= Bright green environmentalism =

Stance favoring the convergence of technological change with environmentalism

Bright green environmentalism is an environmental philosophy and movement that emphasizes the use of advanced technology, social innovation, eco-innovation, and sustainable design to address environmental challenges. This approach contrasts with more traditional forms of environmentalism that may advocate for reduced consumption or a return to simpler lifestyles.

Light green, and dark green environmentalism are yet other sub-movements, respectively distinguished by seeing environmentalism as a lifestyle choice (light greens), and promoting reduction in human numbers and/or a relinquishment of technology (dark greens).

==Origin and evolution of bright green thinking==
The term bright green, coined in 2003 by writer Alex Steffen, refers to the fast-growing new wing of environmentalism, distinct from traditional forms. Bright green environmentalism aims to provide prosperity in an ecologically sustainable way through the use of new technologies and improved design.
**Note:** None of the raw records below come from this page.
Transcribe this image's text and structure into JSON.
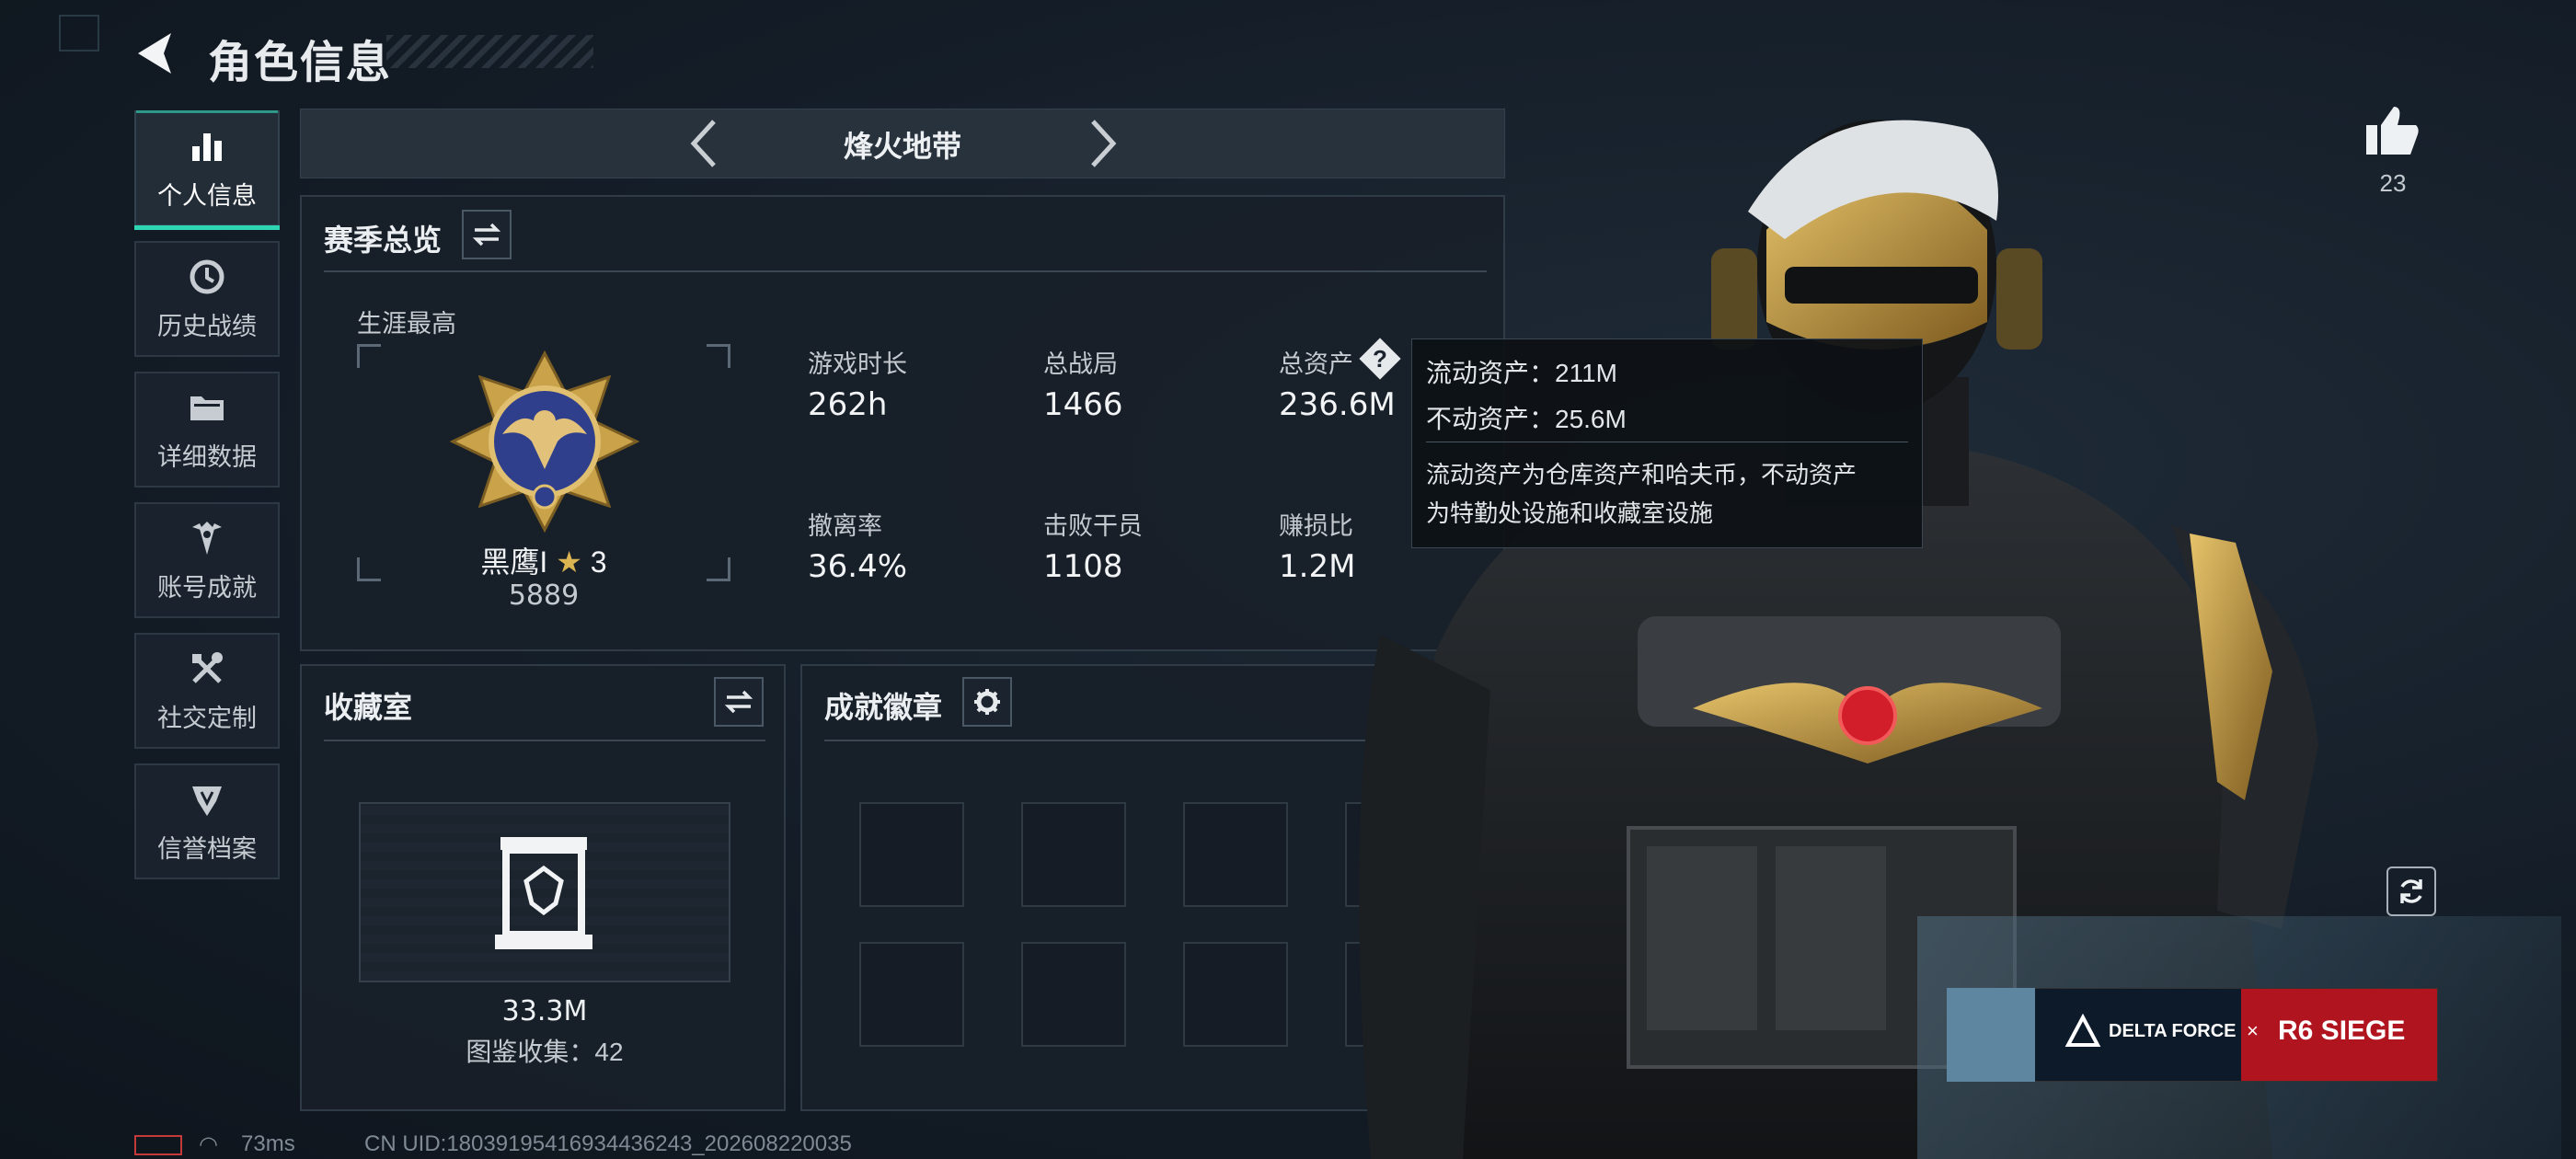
{
  "header": {
    "title": "角色信息"
  },
  "sidebar": {
    "items": [
      {
        "label": "个人信息",
        "icon": "bar-chart-icon",
        "active": true
      },
      {
        "label": "历史战绩",
        "icon": "history-icon"
      },
      {
        "label": "详细数据",
        "icon": "folder-icon"
      },
      {
        "label": "账号成就",
        "icon": "achievement-icon"
      },
      {
        "label": "社交定制",
        "icon": "tools-icon"
      },
      {
        "label": "信誉档案",
        "icon": "credit-icon"
      }
    ]
  },
  "mode": {
    "label": "烽火地带"
  },
  "season": {
    "title": "赛季总览",
    "career_label": "生涯最高",
    "rank_name": "黑鹰I",
    "rank_stars": "3",
    "rank_score": "5889",
    "stats": [
      {
        "label": "游戏时长",
        "value": "262h"
      },
      {
        "label": "总战局",
        "value": "1466"
      },
      {
        "label": "总资产",
        "value": "236.6M"
      },
      {
        "label": "撤离率",
        "value": "36.4%"
      },
      {
        "label": "击败干员",
        "value": "1108"
      },
      {
        "label": "赚损比",
        "value": "1.2M"
      }
    ]
  },
  "tooltip": {
    "liquid": "流动资产：211M",
    "fixed": "不动资产：25.6M",
    "desc_1": "流动资产为仓库资产和哈夫币，不动资产",
    "desc_2": "为特勤处设施和收藏室设施"
  },
  "collection": {
    "title": "收藏室",
    "value": "33.3M",
    "count": "图鉴收集：42"
  },
  "badges": {
    "title": "成就徽章"
  },
  "likes": {
    "count": "23"
  },
  "banner": {
    "brand1": "DELTA FORCE",
    "x": "×",
    "brand2": "R6 SIEGE"
  },
  "status": {
    "ping": "73ms",
    "uid": "CN UID:18039195416934436243_202608220035"
  },
  "colors": {
    "accent": "#2fd6b4",
    "gold": "#c9a24a",
    "rose": "#d21d2b"
  }
}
Proponents promote and advocate for green energy, electric vehicles, efficient manufacturing systems, bio and nanotechnologies, ubiquitous computing, dense urban settlements, closed loop materials cycles and sustainable product designs. One-planet living is a commonly used phrase. Their principal focus is on the idea that through a combination of well-built communities, new technologies and sustainable living practices, the quality of life can actually be improved even while ecological footprints shrink.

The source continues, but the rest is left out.